Francis Cave from the ACAP project has posted a great response to my earlier post expressing concerns. The high-order bit is that “1.0” is a misnomer; ACAP is a work in progress, and the ACAP team is committed to refining the proposal in light of suggestions and critiques from those interested in its success. That’s all for the best.
Some more specific issues that Cave brings up that I have something more to say on:
The list of participants in the ACAP project includes a lot more publishers than search engines. Thus, it’s titled towards trying to express those things publishers would like to express, but without a corresponding sensitivity to what’s feasible for a search engine to do. (See, for example, Andy Oram’s critique of ACAP’s technical demands.) His group would have liked more input from the search side; I see the kinds of critiques Andy and I and others are now offering as a slightly belated substitute for the input the search engines wouldn’t or couldn’t provide.

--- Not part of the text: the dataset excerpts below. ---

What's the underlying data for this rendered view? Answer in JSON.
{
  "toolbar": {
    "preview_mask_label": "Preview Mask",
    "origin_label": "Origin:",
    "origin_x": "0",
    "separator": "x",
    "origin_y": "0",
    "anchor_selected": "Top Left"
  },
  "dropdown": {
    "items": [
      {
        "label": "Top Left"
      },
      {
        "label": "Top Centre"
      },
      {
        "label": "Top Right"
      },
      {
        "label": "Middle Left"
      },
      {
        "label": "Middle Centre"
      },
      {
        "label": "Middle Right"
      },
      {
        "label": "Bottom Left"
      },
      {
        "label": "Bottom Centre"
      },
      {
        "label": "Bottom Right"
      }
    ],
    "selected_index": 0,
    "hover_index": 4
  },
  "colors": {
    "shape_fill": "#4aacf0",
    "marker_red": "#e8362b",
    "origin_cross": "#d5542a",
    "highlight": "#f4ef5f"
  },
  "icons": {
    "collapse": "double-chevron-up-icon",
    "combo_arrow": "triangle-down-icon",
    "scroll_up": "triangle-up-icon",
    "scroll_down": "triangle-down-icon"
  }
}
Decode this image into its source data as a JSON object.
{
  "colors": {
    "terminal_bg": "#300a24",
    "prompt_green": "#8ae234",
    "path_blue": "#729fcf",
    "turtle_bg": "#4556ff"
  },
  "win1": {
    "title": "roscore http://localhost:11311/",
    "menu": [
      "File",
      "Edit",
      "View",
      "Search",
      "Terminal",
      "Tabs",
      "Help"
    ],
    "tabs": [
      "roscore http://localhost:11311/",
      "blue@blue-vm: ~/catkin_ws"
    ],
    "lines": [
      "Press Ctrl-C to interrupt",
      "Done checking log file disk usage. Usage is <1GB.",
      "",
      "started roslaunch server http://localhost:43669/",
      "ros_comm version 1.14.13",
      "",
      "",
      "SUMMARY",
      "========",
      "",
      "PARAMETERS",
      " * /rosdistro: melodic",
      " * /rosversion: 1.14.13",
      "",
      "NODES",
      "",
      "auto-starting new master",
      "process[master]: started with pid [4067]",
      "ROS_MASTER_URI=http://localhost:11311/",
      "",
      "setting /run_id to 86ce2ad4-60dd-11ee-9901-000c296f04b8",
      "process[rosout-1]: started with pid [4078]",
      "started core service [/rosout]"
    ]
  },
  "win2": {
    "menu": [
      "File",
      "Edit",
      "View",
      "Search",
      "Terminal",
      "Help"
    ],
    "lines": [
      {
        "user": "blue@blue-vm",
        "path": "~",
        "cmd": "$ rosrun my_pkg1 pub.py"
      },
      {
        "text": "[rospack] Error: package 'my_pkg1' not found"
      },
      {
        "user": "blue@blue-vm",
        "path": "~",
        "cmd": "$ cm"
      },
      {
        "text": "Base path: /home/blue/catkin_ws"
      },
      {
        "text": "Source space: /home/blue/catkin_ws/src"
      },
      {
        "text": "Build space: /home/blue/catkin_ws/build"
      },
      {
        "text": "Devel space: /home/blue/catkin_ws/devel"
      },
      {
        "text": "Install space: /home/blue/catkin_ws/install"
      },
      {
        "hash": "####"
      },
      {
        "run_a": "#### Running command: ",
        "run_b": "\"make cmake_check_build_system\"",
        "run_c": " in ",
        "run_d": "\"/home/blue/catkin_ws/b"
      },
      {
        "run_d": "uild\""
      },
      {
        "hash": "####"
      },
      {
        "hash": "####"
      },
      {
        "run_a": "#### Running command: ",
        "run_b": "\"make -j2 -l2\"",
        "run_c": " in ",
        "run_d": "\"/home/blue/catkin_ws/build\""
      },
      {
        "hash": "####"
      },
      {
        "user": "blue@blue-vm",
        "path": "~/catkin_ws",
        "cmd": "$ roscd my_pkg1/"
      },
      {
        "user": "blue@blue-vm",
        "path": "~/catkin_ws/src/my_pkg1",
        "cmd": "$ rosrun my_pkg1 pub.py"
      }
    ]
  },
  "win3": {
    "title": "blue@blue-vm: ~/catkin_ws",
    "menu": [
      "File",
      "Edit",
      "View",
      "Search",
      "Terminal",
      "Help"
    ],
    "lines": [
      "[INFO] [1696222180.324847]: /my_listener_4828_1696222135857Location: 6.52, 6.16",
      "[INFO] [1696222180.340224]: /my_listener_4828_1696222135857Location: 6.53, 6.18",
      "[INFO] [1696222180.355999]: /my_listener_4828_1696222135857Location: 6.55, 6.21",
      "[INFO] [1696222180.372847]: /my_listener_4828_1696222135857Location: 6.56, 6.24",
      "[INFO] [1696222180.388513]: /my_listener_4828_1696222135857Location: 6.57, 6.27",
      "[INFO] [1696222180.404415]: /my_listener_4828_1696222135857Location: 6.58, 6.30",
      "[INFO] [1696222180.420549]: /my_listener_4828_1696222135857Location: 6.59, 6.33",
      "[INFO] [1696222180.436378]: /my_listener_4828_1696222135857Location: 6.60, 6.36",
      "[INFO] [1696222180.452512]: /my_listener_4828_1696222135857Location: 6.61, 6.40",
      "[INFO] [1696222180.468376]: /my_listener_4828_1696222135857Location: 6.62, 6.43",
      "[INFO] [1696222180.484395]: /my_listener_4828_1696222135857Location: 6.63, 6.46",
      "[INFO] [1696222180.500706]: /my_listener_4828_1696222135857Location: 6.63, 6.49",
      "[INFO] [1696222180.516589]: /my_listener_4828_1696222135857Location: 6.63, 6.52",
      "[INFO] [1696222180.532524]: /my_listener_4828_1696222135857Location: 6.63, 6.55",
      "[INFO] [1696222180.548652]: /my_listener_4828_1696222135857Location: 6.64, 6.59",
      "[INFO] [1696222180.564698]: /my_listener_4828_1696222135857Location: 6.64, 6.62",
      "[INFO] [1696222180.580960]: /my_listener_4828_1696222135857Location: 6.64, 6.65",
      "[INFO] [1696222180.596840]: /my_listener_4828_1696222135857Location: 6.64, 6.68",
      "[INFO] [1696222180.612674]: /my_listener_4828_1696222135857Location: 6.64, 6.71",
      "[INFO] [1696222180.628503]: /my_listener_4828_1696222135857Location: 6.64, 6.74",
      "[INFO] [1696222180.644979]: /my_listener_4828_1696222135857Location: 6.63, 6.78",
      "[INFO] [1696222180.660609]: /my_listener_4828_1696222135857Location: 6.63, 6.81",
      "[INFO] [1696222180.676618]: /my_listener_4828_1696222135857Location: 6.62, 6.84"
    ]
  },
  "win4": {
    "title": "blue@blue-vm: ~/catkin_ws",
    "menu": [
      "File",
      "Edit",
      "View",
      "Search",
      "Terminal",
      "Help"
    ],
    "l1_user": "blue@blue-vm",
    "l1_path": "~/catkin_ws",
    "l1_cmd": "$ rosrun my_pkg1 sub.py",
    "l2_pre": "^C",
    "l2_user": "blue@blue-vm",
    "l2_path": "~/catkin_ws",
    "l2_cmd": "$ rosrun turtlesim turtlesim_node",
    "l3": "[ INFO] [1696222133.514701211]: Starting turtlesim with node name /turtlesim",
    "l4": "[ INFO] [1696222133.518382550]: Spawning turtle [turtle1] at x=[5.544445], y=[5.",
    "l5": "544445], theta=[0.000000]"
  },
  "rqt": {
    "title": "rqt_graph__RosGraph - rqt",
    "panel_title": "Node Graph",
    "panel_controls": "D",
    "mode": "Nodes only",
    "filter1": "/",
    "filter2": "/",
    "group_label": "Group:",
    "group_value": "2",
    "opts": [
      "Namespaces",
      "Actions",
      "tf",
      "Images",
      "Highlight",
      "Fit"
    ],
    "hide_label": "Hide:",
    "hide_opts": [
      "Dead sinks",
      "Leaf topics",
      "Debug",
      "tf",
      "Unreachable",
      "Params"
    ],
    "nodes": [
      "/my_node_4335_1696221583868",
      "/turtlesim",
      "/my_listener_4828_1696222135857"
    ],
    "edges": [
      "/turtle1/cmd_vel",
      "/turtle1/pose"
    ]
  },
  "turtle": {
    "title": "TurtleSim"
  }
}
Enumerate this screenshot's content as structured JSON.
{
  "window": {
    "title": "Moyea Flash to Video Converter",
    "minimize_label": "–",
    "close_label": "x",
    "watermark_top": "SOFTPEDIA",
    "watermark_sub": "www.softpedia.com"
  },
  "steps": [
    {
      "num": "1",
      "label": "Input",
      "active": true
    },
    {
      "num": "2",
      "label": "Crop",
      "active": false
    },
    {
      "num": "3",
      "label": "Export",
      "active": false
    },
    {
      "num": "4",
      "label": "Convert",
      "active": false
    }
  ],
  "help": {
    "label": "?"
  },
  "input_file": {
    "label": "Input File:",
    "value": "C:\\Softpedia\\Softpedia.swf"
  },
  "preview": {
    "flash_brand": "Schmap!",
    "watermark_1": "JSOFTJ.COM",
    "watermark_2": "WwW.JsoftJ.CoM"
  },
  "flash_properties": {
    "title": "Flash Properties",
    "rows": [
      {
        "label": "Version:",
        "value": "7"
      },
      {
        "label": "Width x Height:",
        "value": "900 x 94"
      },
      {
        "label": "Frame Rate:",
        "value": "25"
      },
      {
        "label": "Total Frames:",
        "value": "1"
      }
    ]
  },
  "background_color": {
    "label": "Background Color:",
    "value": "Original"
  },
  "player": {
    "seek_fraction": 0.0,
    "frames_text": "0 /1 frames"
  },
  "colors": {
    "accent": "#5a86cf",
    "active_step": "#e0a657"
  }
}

The ACAP team didn’t originally plan to use the Robot Exclusion Protocol at all, but then chose to implement their proposals as REP extensions
based upon the blindingly obvious fact that REP is the established way for content owners to communicate routinely with crawler operators, and it will be far easier for crawler operators to implement extensions to what they are already able to interpret in REP than to propose an entirely new protocol.That’s right, and while the decision creates transition issues of one sort (as I discussed in my first post), it does also add transitions issues of a different sort. I stand by my best-practice recommendation:
[A]nyone writing an ACAP file [should] use ACAP-permissions-reference in their robots.txt to send all crawlers that speak ACAP to an external file that consists of pure ACAP.
What’s In, What’s Out
I made fun of the number of admittedly not-ready-for-prime-time “features” in ACAP 1.0. Now that I know that 1.0 isn’t really 1.0, I’m much more tolerant of having those features “in.” They can be discussed; implementers can articulate which of them work and which of them don’t. The lack of polish doesn’t bother me. Cave and I are entirely on the same page at this level: let’s talk about which features work and fix or replace the ones that don’t.
Dates and Times
Cave says that “just adopting standard ISO formats for date-times isn’t a total solution.” I’m curious to know why. Wouldn’t content owners want that level of specificity? And wouldn’t search engines want standard formats with standard parsers?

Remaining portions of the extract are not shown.